Efficient Integration of Aggregate Data and Individual Patient Data in One-Way Mixed Models

TL;DR

This paper introduces a method to efficiently combine aggregate data and individual patient data in meta-analyses using generalized linear models, optimizing data use when both data types are available.

Contribution

It proposes a novel approach for integrating AD and IPD in one-way mixed models, including a selection procedure for maximizing efficiency when combining data sources.

Findings

The method improves meta-analytic estimates by combining AD and IPD.

Efficiency of combined analysis depends on model design constraints.

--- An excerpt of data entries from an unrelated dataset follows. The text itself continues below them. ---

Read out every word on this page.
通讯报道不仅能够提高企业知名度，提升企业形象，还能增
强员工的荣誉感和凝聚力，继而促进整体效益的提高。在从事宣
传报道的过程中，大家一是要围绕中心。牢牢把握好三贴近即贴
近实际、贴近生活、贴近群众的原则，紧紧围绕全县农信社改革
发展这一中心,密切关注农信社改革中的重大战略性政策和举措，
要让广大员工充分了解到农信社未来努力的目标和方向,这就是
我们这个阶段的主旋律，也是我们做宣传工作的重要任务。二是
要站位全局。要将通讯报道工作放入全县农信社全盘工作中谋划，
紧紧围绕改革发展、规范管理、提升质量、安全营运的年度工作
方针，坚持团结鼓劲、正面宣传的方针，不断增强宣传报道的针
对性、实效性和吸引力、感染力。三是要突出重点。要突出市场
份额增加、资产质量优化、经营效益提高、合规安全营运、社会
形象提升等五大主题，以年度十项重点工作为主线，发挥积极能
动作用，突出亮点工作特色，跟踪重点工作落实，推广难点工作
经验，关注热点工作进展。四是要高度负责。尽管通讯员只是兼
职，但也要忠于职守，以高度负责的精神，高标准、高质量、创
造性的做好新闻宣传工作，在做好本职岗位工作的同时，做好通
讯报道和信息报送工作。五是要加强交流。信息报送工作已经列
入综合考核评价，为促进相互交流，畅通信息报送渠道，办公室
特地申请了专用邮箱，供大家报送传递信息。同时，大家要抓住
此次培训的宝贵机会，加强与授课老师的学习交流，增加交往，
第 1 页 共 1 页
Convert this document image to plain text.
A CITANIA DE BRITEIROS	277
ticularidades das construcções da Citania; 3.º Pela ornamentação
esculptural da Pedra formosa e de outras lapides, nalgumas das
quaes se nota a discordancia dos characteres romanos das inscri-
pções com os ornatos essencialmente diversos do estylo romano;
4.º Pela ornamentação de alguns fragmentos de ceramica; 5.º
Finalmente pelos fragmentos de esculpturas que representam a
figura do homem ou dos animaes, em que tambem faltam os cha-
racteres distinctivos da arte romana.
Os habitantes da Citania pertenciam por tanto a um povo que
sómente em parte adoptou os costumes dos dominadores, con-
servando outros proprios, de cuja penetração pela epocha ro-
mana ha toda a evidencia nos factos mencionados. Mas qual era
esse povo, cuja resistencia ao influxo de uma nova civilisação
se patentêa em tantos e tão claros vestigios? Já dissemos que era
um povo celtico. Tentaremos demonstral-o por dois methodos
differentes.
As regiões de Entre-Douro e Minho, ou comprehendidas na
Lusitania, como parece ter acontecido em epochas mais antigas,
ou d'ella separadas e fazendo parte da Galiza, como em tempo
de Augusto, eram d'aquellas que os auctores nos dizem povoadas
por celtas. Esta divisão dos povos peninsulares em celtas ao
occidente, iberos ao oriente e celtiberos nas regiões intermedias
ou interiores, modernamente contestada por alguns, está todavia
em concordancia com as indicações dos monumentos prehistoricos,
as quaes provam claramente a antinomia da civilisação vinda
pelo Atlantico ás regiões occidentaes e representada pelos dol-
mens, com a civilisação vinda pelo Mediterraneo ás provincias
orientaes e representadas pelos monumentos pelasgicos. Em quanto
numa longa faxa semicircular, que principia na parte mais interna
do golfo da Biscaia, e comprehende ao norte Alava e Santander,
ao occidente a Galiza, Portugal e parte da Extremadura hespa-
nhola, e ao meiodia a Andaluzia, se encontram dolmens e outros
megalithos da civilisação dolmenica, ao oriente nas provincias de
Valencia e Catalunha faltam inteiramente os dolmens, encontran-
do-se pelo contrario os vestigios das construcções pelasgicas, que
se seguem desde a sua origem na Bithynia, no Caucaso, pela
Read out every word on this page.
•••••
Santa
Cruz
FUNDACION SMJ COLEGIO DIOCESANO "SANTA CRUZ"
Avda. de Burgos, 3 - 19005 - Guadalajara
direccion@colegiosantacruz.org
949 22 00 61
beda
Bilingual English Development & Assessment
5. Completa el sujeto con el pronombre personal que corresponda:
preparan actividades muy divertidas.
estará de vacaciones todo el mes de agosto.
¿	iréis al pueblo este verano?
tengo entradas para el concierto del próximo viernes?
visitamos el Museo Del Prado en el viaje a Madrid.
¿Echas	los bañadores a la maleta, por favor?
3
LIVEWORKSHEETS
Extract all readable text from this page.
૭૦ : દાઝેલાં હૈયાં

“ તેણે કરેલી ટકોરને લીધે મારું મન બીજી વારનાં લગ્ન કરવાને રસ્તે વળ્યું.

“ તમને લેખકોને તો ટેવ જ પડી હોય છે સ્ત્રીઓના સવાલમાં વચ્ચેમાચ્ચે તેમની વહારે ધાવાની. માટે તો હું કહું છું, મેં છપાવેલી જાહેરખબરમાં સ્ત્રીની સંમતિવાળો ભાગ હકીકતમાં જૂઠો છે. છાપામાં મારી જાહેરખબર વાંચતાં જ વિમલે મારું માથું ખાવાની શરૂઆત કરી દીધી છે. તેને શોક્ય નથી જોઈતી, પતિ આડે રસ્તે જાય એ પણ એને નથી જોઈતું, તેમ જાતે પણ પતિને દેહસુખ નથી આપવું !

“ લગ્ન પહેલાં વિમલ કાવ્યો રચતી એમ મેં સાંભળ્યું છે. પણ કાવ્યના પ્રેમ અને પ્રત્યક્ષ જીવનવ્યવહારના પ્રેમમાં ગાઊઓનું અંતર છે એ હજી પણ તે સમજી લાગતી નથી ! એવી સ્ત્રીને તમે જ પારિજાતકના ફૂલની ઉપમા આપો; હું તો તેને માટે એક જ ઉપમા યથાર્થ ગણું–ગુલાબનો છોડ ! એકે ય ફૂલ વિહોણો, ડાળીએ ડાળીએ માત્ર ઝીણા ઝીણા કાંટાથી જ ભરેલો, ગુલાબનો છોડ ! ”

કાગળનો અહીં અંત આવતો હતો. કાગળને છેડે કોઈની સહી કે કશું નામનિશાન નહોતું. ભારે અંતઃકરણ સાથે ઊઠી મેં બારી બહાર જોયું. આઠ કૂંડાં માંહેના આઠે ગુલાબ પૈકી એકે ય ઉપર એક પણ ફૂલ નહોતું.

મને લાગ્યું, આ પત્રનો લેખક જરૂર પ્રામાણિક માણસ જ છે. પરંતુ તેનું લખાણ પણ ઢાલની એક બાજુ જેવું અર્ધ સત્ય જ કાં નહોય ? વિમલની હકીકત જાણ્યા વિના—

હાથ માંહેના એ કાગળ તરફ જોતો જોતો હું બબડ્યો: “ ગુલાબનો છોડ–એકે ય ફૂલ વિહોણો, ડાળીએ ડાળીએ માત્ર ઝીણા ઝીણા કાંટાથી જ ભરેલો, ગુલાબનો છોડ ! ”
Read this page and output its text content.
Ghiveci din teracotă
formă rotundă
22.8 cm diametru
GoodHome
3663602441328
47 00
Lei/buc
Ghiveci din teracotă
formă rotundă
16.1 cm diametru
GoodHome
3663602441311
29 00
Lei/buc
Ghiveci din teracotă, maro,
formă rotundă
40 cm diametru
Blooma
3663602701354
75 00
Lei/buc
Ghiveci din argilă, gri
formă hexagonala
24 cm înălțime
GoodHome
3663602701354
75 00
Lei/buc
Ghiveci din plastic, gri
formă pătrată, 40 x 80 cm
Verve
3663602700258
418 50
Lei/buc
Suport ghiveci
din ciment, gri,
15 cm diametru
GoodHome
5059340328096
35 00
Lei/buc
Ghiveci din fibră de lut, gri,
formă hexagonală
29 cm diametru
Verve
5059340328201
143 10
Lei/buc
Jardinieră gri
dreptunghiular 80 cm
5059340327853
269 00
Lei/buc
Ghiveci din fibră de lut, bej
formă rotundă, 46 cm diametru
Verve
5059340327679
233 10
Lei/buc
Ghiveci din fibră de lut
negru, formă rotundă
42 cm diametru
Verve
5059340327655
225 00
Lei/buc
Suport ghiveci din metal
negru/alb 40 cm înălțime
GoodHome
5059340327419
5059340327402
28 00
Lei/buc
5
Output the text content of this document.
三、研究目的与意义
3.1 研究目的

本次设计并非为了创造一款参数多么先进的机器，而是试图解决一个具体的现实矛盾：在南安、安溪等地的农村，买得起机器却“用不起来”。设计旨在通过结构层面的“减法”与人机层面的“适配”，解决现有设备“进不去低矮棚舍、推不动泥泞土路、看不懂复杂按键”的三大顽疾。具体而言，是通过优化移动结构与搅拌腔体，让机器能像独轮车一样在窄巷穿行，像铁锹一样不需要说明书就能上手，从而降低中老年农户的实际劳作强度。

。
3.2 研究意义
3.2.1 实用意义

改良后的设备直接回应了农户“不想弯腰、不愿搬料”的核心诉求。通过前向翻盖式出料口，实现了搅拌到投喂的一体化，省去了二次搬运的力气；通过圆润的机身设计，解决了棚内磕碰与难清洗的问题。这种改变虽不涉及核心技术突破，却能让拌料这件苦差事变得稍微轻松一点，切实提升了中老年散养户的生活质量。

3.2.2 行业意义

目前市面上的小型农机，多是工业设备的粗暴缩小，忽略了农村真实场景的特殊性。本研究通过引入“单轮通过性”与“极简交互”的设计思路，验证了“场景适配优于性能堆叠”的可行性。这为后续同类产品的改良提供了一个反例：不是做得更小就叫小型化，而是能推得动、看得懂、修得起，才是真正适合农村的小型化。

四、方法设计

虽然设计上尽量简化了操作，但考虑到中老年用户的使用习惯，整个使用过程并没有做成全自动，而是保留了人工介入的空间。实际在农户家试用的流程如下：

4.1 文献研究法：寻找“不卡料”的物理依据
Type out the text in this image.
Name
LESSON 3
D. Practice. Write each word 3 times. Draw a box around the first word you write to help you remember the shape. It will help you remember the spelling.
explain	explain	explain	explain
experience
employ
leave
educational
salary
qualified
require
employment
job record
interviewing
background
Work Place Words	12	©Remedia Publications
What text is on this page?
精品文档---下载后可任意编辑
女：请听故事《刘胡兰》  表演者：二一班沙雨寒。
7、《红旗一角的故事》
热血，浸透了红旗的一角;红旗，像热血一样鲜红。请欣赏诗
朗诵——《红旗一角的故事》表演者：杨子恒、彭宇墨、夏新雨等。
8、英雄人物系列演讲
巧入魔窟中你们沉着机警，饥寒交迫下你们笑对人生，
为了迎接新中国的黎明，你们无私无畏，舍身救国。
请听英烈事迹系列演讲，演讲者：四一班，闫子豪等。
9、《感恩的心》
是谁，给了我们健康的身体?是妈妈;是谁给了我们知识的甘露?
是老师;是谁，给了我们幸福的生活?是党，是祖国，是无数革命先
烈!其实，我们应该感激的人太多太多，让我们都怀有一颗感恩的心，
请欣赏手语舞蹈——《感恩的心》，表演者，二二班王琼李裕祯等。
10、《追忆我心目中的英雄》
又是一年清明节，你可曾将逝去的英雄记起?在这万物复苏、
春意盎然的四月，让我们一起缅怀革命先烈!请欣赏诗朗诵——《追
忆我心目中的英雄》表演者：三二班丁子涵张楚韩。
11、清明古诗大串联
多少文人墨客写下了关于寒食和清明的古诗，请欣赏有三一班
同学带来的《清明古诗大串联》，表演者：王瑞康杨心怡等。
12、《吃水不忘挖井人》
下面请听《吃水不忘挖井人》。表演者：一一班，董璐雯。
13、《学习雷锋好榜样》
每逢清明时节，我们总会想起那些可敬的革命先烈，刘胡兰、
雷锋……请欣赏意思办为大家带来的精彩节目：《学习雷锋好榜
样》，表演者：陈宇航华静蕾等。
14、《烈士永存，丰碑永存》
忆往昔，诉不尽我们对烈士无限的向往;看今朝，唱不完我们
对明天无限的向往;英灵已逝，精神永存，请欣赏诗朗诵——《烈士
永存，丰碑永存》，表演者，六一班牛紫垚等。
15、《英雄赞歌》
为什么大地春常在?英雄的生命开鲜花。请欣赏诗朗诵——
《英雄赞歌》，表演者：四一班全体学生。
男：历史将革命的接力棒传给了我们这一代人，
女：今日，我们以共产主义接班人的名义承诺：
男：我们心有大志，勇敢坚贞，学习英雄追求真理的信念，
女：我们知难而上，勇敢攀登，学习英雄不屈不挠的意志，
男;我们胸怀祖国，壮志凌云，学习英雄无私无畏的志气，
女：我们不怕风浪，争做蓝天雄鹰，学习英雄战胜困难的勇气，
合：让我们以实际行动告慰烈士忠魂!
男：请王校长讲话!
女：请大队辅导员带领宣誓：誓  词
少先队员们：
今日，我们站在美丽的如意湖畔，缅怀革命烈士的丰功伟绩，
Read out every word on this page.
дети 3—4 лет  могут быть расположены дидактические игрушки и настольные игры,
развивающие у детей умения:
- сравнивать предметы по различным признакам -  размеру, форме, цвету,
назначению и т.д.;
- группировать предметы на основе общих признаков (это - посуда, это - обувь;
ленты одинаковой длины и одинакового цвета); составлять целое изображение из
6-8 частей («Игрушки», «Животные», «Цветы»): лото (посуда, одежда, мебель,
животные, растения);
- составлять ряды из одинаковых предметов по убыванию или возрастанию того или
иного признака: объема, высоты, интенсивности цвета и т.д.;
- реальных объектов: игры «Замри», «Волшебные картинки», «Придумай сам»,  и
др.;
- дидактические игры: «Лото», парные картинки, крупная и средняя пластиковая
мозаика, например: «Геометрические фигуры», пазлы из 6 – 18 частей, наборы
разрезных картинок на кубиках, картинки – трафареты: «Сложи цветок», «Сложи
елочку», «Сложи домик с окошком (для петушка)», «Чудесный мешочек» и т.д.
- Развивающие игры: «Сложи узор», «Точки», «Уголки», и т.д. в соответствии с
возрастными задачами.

A selection procedure ensures fully efficient integration of AD and IPD.

Abstract

Often both Aggregate Data (AD) studies and Individual Patient Data (IPD) studies are available for specific treatments. Combining these two sources of data could improve the overall meta-analytic estimates of treatment effects. Moreover, often for some studies with AD, the associated IPD maybe available, albeit at some extra effort or cost to the analyst. We propose a method for combining treatment effects across trials when the response is from the exponential family of distribution and hence a generalized linear model structure can be used. We consider the case when treatment effects are fixed and common across studies. Using the proposed combination method, we evaluate the wisdom of choosing AD when IPD is available by studying the relative efficiency of analyzing all IPD studies versus combining various percentages of AD and IPD studies. For many different models design constraints under which the AD estimators are the IPD estimators, and hence fully efficient, are known. For such models we advocate a selection procedure that chooses AD studies over IPD studies in a manner that force least departure from design constraints and hence ensures a fully efficient combined AD and IPD estimator.